_Fazit

Tolle Sache, aber dafür auf einem Unraid-Server 4 VMs erstellen? Wo ist da im Privatbereich der Mehrwert? Eigentlich gibt es den nicht. Gehe ich von einem 4-Personen Haushalt aus, in denen jeder Einzelne Nextcloud intensiv verwendet, kann ich keinen Mehrwert feststellen.

Da Unraid sehr gut mit Docker umgehen kann, sind die Dockerinstanzen ziemlich schnell erstellt. Ich verwende über 30 Docker und diese laufen perfekt. Mir hat der Versuch, einen Cluster mit 4 VMs zu betreiben viel Spaß gemacht.

Folgender Absatz ist nicht mehr aktuell!

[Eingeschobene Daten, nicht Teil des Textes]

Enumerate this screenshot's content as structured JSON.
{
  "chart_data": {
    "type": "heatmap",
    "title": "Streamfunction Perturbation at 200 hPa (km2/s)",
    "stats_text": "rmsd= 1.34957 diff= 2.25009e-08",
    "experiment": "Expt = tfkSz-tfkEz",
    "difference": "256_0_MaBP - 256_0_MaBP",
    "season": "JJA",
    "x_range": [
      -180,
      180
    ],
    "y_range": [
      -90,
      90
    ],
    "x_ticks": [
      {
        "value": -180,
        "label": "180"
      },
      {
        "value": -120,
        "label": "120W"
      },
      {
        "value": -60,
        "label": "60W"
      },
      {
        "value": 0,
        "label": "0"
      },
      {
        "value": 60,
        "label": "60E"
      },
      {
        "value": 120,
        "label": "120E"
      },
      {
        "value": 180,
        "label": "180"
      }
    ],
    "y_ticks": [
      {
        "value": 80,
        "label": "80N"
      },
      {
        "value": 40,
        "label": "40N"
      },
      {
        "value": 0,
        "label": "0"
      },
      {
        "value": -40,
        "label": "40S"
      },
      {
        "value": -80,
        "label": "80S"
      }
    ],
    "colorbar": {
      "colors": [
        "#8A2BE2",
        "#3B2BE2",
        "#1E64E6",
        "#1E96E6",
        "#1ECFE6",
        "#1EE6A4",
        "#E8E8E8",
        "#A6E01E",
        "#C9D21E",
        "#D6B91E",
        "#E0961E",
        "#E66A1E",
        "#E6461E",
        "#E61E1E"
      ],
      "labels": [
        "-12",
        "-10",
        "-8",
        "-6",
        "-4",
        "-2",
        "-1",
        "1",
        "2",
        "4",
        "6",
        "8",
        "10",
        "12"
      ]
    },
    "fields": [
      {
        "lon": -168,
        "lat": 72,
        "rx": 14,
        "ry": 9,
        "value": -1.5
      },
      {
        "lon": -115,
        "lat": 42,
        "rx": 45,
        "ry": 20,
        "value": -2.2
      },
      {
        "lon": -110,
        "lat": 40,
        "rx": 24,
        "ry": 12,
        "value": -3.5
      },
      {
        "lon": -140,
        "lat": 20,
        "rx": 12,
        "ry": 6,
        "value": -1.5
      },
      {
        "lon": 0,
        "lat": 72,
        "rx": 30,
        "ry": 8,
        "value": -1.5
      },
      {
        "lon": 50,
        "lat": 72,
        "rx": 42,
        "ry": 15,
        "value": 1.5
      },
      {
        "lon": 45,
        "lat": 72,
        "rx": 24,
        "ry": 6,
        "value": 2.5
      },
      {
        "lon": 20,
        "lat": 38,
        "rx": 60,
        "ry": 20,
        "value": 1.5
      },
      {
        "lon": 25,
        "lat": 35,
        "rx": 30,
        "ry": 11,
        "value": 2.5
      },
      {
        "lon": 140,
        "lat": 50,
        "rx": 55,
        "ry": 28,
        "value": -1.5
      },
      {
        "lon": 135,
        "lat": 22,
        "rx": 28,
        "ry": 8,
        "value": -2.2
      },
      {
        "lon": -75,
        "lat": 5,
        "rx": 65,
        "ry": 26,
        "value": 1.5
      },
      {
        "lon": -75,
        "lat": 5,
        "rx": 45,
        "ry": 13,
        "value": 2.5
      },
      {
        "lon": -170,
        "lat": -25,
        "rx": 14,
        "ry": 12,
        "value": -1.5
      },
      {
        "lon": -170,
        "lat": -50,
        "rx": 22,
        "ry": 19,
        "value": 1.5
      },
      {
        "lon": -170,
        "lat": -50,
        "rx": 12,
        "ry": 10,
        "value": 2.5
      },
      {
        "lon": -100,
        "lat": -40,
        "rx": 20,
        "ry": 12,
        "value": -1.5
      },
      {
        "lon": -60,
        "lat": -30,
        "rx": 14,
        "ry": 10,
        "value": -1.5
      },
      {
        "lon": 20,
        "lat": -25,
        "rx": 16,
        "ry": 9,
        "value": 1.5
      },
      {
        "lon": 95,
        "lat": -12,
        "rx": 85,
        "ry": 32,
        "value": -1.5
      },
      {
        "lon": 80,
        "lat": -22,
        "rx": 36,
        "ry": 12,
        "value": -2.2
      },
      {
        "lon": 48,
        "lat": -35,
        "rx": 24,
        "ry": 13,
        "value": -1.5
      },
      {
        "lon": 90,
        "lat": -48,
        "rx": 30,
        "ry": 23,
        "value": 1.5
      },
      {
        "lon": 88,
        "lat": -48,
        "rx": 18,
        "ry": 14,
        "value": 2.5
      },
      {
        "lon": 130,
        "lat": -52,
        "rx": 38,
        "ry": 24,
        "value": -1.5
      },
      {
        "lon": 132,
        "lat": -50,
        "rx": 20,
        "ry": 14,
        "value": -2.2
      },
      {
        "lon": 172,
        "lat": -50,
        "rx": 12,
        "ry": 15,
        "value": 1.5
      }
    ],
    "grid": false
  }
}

Nextcloud als Dockeranwendung funktioniert nun bestens!

Ich muss allerdings gestehen, dass ich, im produktiven Umfeld, für den Anwendungsfall „Nextcloud“, eine eigene VM verwende und nicht das Dockereigene Nextcloud. Ich habe festgestellt, dass „Nextcloud:FPM“ momentan das Nextcloud mit den schnellsten Zugriffszeiten ist. Dort lassen sich einige Compose-Befehle einfacher anlegen, da ich „Version 2.x“ verwenden kann. Da kann ich auch ohne Probleme die einzelnen Unterordner separat anlegen. In „Version 3.x“, welche bekanntlicher Weise für Cluster bestimmt ist, gestaltet sich das sehr viel schwieriger.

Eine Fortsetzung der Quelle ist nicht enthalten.